株主還元「強化」策も
企業のIT投資に一気通貫で支援するヒューマンクリエイションホールディングス(HCH、7361・G)の株価が堅調だ。昨年11月に新たな中期経営方針と同時に株式分割と自己株消却、さらに同12月には自己株取得を発表したことで、蓋然(がいぜん)性の高さが好感されている。
【事業内容】M&Aで領域・業容拡大「一気通貫」を実現
システム開発は要件定義に始まり、設計、開発、実装、テスト、そして納品後は保守・運用と様々な段階がある。ヒューマンクリエイションホールディングスはこれら全ての工程について「一気通貫」で対応することが大きな特徴だ。

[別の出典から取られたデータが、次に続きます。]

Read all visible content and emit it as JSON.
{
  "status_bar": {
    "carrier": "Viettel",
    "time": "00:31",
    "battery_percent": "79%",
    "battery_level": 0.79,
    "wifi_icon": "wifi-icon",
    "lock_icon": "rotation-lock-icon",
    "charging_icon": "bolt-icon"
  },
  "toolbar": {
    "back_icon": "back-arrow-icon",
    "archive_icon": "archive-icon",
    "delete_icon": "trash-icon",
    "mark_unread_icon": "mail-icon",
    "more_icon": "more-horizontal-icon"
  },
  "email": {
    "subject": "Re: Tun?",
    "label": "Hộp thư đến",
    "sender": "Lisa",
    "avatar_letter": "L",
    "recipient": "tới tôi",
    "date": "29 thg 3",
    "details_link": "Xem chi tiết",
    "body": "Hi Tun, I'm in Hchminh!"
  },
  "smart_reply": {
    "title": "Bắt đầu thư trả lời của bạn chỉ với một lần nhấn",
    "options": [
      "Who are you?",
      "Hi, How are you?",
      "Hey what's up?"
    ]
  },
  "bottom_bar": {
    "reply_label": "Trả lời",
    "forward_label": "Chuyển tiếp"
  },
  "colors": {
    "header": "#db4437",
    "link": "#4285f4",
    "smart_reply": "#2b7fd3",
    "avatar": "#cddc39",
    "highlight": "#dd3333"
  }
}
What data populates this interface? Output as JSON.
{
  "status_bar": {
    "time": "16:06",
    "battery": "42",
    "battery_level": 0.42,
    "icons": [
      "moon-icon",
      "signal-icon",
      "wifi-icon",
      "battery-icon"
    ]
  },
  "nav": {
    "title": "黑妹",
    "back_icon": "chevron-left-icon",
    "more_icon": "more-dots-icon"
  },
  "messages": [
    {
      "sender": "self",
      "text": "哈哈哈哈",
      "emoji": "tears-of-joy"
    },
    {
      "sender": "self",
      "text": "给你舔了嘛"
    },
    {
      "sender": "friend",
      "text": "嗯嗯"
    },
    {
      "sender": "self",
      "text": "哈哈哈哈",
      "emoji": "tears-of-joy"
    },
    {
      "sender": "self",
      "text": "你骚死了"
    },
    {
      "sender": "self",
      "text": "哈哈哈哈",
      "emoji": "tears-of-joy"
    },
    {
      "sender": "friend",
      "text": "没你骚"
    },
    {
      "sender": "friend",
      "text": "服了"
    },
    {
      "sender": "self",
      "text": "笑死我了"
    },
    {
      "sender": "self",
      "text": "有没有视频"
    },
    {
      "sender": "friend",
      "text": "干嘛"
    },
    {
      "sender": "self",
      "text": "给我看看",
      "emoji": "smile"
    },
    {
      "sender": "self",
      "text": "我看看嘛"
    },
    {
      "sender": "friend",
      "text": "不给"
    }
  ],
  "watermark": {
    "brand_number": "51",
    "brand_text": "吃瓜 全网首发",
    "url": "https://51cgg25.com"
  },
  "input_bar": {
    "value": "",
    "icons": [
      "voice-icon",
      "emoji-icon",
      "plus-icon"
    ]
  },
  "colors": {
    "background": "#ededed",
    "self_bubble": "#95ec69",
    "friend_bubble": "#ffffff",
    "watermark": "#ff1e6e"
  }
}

1974年の創業時からしばらくはSES(システムエンジニアリングサービス)と呼ばれるエンジニア派遣が主力だった。2016年に富永邦昭社長が参画して以降は方針を転換。19年7月に子会社アセットコンサルティングフォース(ACF)を設立して受託開発領域へと参入した。

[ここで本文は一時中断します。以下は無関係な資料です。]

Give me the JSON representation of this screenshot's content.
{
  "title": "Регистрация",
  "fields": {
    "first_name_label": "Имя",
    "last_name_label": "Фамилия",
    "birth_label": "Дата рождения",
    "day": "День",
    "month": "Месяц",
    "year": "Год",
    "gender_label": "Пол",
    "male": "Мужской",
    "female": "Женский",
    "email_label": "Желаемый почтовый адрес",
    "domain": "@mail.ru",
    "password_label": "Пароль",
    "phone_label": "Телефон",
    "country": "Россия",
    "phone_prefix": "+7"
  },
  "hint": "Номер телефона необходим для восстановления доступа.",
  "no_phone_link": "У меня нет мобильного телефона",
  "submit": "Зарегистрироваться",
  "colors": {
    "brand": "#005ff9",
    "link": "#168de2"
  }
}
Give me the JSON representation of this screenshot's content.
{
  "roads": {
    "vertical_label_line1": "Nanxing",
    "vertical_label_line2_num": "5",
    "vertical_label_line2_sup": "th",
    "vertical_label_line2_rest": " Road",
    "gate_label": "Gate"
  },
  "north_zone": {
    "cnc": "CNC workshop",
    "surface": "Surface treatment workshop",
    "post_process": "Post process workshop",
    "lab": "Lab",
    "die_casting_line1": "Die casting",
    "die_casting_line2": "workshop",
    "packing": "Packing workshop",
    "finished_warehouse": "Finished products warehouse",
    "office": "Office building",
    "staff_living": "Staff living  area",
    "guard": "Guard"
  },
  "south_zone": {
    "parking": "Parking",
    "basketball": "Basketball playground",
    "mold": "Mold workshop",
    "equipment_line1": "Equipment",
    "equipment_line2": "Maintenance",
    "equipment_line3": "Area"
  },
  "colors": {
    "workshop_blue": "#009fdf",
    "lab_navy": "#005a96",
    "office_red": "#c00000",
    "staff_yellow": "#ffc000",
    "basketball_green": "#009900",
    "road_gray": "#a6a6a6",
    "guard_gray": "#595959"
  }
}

19年10月にはインフラの保守・運用を手掛けるセイリングを、21年10月には、既にコンサルティング領域で実績を持つヒューマンベース(HMB)を買収するなど、その後はM&Aを駆使して領域と業容の拡大を続けている。
【競合差異】大手不在、規模を絞ったニッチ戦略で存在感
一般的に、SIerはシステム設計・開発やプロジェクト全体の進行管理などを行い、これらの実装はSESを通じて割り当てられたエンジニアが行う。加えて保守・運用の専業会社など業界内には競合が多数存在するものの、HCHのように全行程を一気通貫して対応できる企業は、大手SIerなどごく一部に限られる。

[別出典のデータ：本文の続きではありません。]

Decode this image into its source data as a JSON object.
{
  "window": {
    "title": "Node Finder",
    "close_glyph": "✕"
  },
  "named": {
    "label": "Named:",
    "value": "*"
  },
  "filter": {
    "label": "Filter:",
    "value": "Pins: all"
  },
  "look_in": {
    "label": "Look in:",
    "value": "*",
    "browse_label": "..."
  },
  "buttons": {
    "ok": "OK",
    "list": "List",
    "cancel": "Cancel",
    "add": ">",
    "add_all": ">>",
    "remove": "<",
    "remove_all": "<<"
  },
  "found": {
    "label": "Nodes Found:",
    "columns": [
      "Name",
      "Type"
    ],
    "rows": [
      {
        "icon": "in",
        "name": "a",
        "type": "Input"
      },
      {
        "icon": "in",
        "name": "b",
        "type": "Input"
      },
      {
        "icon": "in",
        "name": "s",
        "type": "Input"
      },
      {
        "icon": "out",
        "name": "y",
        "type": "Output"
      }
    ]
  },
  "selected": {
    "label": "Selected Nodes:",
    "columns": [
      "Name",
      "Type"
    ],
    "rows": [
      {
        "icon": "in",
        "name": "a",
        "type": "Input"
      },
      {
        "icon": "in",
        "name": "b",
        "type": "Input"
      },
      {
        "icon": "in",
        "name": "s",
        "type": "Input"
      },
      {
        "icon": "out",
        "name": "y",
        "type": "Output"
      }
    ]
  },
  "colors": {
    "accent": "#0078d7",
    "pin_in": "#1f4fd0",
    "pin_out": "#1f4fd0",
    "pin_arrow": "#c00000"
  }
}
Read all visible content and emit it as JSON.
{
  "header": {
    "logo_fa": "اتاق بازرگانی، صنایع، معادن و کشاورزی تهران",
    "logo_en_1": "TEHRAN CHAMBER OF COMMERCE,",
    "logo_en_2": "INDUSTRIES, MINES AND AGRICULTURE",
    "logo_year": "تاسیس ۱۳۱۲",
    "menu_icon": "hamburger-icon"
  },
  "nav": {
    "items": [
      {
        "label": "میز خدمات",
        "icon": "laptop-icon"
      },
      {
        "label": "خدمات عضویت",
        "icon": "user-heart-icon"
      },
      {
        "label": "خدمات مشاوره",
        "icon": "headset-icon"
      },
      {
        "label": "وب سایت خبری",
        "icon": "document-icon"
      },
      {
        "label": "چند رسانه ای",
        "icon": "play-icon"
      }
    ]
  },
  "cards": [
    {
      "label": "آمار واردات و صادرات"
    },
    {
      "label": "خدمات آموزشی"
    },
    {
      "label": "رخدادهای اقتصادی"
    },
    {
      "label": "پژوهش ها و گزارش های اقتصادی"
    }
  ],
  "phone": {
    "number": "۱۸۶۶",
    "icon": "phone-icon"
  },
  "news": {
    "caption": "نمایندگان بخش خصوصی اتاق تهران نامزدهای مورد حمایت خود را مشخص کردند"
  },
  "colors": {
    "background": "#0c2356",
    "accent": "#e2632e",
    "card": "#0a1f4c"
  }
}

HCHについては大手SIerと協業関係を構築している。同社が身を置くのは「ボリュームニッチ」市場。大手SIerがターゲットとはしない3億円以下の案件を積極的に手掛け、それ以上の規模についてはSIerから一部を切り出してもらうことで協業する。23年2月には日鉄ソリューションズ(2327・P)と資本業務提携を締結。リリースには、日鉄ソリューションズが取り組むプロジェクトに対して「5年以内の参画規模の大幅拡大を図る」と記載されている。
【足元業績】24年9月期は売上2ケタ成長も計画未達、巻き返しへ
24年9月期は売上高、営業利益ともに計画未達となった。売上高は前期比10.5%増も計画比92.0%の71億6,500万円、営業利益は前期比90.4%・計画比88.0%の6億3,100万円。前期は大型案件が発生しており、そこからの反動減に加えて、会社側は「新規M&A貢献が限定的だった」と、失速の要因を分析。加えて「ギアの入れ替えが必要」として、中期経営計画を修正し、新たに「中期経営方針」と「新財務戦略」を発表している。
<創出キャッシュを効率的に再投資・株主還元に振り向け>
今25年9月期からの3年間を「業容拡大にこだわるセカンドステージ」と位置付け、一気通貫ビジネスモデルの構築を目指したファーストステージに引き続きM&Aを駆使した業容拡大にこだわる。
◆具体策① 27年9月期売上高1.7倍増120億円へ
26年9月期の売上高を110億円達成と掲げていたが、“新”中期経営方針として「27年9月期120億円」に修正した。このうち戦略領域(コンサルティングなど上位行程)は50億円と、24年9月期実績比で2.28倍増を目指す。
◆具体策② 自己資本比率40%以下、超過分は株主に
財務資本戦略の方針を追加した。キャッシュは中長期的な収益拡大・成長に充てるが、M&A案件が現れないなど4四半期連続で自己資本比率が40%を超過する見込みとなった場合には、自己株取得など株主還元を追加で実施する。
さっそく昨年11月の戦略発表と同時に、自己株消却(消却前発行済み株式総数の7.27%)と株式分割(1:2)、さらに同12月には自己株取得の実施を発表している。
◆具体策③ 30年9月期EPS1,000円を目指す
28年9月期からの3年間は「投資回収の3rdステージ」。セカンドステージで立ち上げた中期経営方針と財務資本戦略の下、EPSについては24年9月期実績246.23円から4倍増の1,000円を目指す。EPS1,000円達成までの道筋については、過度に資金を滞留させない、M&Aなど再投資を強化する、M&Aシナジーを創出する、各子会社で持続成長をする、の4点を挙げている。